Lembram-se quando nossas mães nos chamavam, olhavam bem dentro dos nossos olhos, e indagavam: “ Olhe para mim, para os meus olhos, e me diga a verdade”, uns devem estar se recordando e rindo, outros chegam até a se arrepiar, pois quando nossas mãe nos chamavam, dava aquele frio na barriga, ficávamos “duros” da cabeça aos pés, mas não tinha outro jeito, encarávamos nossa querida mãe, e lá nos declarávamos “culpados” ou “inocentes”.

O tempo passou, crescemos, amadurecemos e muitos de nós nos transformamos em pais ou mães e estamos vivenciando a mesma situação com nossos filhos , só que agora “do lado de cá”, então, podemos agora começar a refletir sobre a situação de uma forma única.

Todos nós que agora somos pais e mães, damos total razão aos nossos queridos pais, pois nada mais importante, verdadeiro e honesto que a verdade, como as mulheres sempre dizem aos seus parceiros: “Por pior que seja a verdade, eu quero saber”. Por esse motivo entre outros é que gostamos e precisamos ter a realidade da verdade, ao invés da ilusão da mentira.

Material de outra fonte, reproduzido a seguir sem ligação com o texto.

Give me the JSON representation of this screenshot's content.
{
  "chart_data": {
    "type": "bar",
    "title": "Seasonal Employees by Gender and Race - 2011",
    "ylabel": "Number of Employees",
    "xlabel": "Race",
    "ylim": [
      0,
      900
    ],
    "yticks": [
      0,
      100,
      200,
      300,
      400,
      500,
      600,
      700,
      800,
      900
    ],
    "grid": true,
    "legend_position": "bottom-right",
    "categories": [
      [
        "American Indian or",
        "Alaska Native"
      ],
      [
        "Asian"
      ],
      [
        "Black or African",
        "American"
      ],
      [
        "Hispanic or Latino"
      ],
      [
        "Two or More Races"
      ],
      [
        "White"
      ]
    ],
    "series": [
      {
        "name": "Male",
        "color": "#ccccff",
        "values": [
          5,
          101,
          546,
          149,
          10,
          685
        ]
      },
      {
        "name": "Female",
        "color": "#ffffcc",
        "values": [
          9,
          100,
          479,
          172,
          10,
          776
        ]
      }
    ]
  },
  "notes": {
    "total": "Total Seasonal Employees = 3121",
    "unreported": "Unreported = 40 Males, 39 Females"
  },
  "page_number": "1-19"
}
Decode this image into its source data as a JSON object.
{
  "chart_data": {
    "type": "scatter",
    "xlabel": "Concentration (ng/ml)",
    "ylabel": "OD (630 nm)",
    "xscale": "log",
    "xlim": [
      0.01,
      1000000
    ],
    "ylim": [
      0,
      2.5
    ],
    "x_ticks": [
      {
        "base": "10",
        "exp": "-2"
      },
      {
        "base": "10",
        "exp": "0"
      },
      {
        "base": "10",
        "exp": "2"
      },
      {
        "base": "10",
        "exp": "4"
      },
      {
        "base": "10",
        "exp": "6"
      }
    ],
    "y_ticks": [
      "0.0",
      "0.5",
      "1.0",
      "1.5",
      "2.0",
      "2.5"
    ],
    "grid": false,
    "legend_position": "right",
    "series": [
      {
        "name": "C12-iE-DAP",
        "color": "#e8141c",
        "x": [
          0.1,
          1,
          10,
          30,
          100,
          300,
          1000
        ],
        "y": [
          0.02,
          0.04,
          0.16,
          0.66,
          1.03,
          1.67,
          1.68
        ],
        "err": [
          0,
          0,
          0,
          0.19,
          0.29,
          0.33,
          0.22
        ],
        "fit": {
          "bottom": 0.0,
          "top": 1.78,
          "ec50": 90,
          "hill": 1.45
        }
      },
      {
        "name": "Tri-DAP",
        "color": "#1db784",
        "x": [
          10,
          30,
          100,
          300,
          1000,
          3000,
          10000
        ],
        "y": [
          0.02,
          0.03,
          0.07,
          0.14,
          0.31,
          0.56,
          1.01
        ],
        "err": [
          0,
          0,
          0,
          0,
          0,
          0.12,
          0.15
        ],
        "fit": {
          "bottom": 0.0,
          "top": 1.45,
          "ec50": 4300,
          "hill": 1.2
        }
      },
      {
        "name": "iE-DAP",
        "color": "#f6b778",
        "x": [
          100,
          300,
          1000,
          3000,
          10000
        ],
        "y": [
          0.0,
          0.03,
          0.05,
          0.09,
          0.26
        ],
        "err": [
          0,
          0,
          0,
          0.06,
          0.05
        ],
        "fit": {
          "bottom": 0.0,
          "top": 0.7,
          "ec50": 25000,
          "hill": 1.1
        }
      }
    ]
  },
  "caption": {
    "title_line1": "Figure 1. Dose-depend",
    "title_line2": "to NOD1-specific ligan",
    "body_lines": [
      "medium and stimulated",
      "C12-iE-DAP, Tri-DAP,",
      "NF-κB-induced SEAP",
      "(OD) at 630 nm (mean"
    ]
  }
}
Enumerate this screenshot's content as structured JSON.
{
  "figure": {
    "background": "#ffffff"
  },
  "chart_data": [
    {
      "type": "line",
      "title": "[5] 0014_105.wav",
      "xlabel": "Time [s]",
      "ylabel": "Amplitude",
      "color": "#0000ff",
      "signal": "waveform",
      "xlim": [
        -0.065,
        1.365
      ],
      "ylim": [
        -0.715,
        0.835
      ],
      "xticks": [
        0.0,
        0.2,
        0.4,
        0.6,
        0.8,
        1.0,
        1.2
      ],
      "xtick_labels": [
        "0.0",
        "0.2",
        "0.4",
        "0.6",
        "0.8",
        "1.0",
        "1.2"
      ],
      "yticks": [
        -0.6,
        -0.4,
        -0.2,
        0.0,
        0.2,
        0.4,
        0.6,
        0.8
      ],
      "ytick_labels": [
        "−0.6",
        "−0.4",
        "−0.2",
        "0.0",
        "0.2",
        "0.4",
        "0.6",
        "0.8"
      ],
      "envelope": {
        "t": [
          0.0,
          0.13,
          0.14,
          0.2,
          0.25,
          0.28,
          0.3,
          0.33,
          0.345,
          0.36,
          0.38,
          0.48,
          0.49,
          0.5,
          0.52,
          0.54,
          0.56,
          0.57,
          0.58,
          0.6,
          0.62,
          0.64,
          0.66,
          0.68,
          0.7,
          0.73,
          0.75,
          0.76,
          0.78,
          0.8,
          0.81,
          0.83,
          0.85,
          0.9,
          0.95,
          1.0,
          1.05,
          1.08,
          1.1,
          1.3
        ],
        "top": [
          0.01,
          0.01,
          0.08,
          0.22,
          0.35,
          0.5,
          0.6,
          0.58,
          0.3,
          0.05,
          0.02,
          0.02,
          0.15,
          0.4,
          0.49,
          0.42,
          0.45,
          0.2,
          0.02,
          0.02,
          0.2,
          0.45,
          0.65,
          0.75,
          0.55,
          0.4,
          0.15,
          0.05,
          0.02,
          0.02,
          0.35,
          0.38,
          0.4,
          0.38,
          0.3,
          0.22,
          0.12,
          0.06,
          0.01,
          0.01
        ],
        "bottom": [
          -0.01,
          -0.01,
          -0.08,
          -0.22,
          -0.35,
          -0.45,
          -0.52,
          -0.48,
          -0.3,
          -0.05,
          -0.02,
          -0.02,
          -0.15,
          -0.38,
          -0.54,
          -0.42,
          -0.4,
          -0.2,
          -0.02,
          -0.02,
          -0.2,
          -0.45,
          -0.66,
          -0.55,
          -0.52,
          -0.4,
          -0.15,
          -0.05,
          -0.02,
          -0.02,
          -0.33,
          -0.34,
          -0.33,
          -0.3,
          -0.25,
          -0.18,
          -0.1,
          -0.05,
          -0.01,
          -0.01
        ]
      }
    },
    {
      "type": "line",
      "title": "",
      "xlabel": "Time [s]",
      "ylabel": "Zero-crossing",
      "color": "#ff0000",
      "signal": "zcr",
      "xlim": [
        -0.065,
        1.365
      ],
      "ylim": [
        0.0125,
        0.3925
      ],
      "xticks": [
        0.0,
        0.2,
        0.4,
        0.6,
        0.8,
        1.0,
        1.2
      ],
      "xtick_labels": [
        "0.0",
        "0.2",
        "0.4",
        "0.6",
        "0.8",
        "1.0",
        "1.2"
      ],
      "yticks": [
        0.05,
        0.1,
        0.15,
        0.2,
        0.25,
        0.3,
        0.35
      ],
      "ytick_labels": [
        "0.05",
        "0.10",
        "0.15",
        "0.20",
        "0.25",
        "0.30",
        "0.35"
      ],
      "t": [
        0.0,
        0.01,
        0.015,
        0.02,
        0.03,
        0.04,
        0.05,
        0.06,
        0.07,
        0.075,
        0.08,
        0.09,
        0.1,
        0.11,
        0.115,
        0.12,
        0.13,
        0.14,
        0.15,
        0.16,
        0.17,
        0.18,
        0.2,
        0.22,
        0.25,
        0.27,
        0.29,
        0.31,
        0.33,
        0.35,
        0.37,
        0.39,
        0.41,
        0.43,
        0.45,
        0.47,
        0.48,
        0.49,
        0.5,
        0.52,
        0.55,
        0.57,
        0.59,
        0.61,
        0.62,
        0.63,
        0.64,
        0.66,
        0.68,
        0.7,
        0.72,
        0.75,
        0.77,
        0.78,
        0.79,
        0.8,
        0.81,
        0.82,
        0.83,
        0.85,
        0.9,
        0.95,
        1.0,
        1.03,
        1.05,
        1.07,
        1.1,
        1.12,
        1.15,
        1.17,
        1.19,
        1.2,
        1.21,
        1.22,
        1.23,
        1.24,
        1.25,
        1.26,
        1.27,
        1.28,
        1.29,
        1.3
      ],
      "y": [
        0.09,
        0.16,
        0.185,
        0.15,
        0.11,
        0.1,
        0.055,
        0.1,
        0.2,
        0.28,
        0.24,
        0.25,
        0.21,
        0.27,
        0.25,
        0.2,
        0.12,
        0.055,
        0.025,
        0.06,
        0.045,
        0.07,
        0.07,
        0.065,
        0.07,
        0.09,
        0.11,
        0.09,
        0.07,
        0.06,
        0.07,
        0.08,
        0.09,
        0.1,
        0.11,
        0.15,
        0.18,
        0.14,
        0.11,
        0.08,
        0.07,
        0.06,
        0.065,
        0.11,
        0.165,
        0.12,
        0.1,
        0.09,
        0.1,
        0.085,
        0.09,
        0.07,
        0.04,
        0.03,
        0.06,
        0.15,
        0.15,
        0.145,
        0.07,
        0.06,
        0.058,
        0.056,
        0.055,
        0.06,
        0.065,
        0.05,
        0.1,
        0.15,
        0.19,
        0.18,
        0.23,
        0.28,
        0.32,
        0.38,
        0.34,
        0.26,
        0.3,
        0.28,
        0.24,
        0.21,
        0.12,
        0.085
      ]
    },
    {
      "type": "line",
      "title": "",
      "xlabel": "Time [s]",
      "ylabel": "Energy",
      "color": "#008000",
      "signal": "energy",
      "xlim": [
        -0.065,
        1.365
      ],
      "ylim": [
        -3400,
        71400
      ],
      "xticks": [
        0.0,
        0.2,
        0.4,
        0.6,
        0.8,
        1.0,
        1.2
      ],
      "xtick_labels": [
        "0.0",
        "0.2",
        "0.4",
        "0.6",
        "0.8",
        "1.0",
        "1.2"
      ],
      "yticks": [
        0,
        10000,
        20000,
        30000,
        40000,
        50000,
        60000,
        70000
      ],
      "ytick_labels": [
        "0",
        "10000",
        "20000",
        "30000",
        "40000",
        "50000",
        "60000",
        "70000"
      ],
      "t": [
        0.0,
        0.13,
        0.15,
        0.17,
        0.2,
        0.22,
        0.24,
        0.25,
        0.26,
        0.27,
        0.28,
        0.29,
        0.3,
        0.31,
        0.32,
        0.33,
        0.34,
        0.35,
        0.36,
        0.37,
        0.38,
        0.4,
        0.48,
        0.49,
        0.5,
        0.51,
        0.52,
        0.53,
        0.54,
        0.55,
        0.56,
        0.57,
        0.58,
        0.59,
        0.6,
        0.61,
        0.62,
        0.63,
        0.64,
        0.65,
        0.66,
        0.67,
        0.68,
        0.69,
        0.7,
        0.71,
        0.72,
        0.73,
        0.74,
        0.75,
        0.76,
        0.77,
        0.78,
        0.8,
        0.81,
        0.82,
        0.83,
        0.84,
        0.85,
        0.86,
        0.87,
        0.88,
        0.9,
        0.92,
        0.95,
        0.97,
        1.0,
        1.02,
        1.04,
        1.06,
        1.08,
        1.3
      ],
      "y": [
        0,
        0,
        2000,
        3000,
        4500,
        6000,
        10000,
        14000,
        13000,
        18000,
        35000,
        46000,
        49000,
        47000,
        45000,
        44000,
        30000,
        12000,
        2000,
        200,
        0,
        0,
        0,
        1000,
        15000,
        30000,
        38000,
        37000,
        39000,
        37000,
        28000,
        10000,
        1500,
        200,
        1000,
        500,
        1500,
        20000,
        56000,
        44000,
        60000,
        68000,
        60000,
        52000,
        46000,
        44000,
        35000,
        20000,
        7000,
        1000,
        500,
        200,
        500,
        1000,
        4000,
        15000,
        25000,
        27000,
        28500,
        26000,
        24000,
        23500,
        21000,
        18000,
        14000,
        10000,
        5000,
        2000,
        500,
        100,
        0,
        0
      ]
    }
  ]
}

A verdade pode ser dura, cruel, mas sempre será a verdade, pois não existem duas verdades para a mesma situação, existem sim duas ou mais versões. A verdade abre portas, alivia o fardo, liberta, faz você voar sem asas, há lugares nunca antes visitados ou sentidos.

A maior emoção de conviver com a verdade é a serenidade, a simplificação da vida, pois quem vive na mentira e de mentiras, precisa ficar montando estratagemas, histórias e fica carregando uma “armadura” muito pesada ao ponto de perecer o corpo, o espírito e a alma.

“Simplifique sua vida, seja feliz, viva a verdade”.